Dışişleri Bakanı Sayın Mevlüt Çavuşoğlu’nun İspanya Dışişleri Bakanı José Manuel García-Margallo ile Ortak Basın Toplantısı, 7 Ekim 2016, Ankara

DIŞİŞLERİ BAKANI MEVLÜT ÇAVUŞOĞLU- Çok değerli basın mensupları, bugün İspanya Dışişleri Bakanı değerli dostum Jose Manuel Garcia-Margallo’yu ağırlamaktan büyük bir mutluluk duyuyorum. Biraz önce kendisiyle başbaşa ve heyetlerarası görüşmeler yaptık, ikili işbirliğimizi değerlendirdik.

Ben öncelikle 15 Temmuz darbe girişiminin hemen ardından bana telefon açarak, daha sonra da Dışişleri Bakanlığı olarak yaptıkları açıklamayla Türk halkına ve Türk demokrasisine verdikleri güçlü destek ve gösterdikleri dayanışma için çok teşekkür ediyorum.

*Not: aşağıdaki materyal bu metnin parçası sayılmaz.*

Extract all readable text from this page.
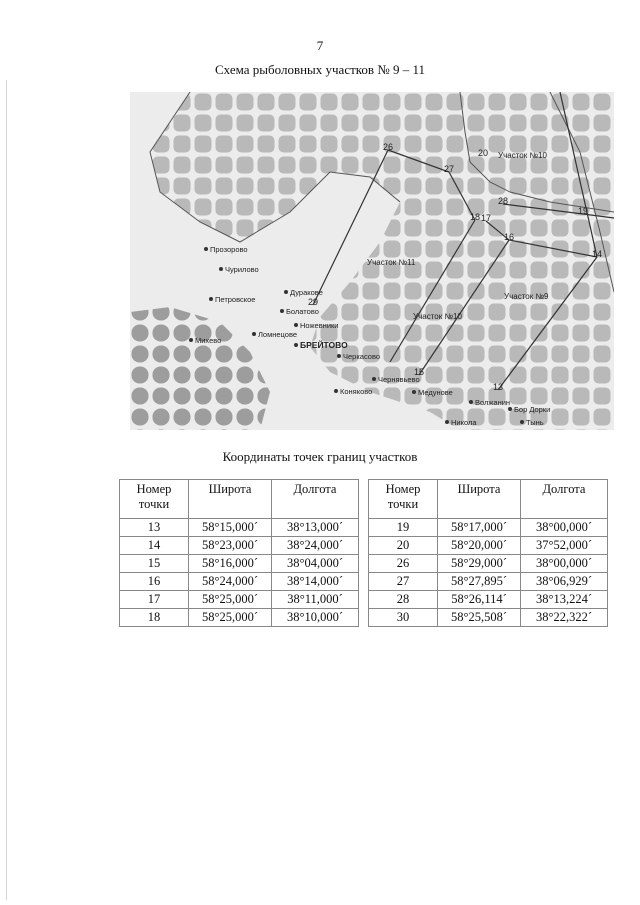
7
Схема рыболовных участков № 9 – 11
26
27
20
28
18 17
16
19
14
29
15
13
Участок №11
Участок №10
Участок №9
Участок №10
Прозорово
Чурилово
Дуракове
Петровское
Болатово
Ножевники
Ломнецове
Михево	БРЕЙТОВО
Черкасово
Чернявьево
Коняково	Медунове
Волжанин
Бор Дорки
Никола	Тынь
Координаты точек границ участков
Номер точки	Широта	Долгота
13	58°15,000´	38°13,000´
14	58°23,000´	38°24,000´
15	58°16,000´	38°04,000´
16	58°24,000´	38°14,000´
17	58°25,000´	38°11,000´
18	58°25,000´	38°10,000´
Номер точки	Широта	Долгота
19	58°17,000´	38°00,000´
20	58°20,000´	37°52,000´
26	58°29,000´	38°00,000´
27	58°27,895´	38°06,929´
28	58°26,114´	38°13,224´
30	58°25,508´	38°22,322´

Aynı şekilde İspanya Başbakanı Rajoy da bize ilk destek veren liderlerden biri oldu, güçlü bir şekilde İspanya’nın ve kendisinin desteğini bizlere iletti.

Bugünkü görüşmemizde FETÖ terör örgütüyle ilgili bilgileri de dostum Jose’yle paylaştım. İspanya’da FETÖ’ye bağlı kişiler ve gruplarla ilgili elimizdeki bilgileri de kendilerine verdik. İlgili kurumlarımız bundan sonraki süreçte daha yakın temas içinde olacak. İşbirliği içinde önümüzdeki süreçte FETÖ’yle ilgili gerekli adımları atacağız.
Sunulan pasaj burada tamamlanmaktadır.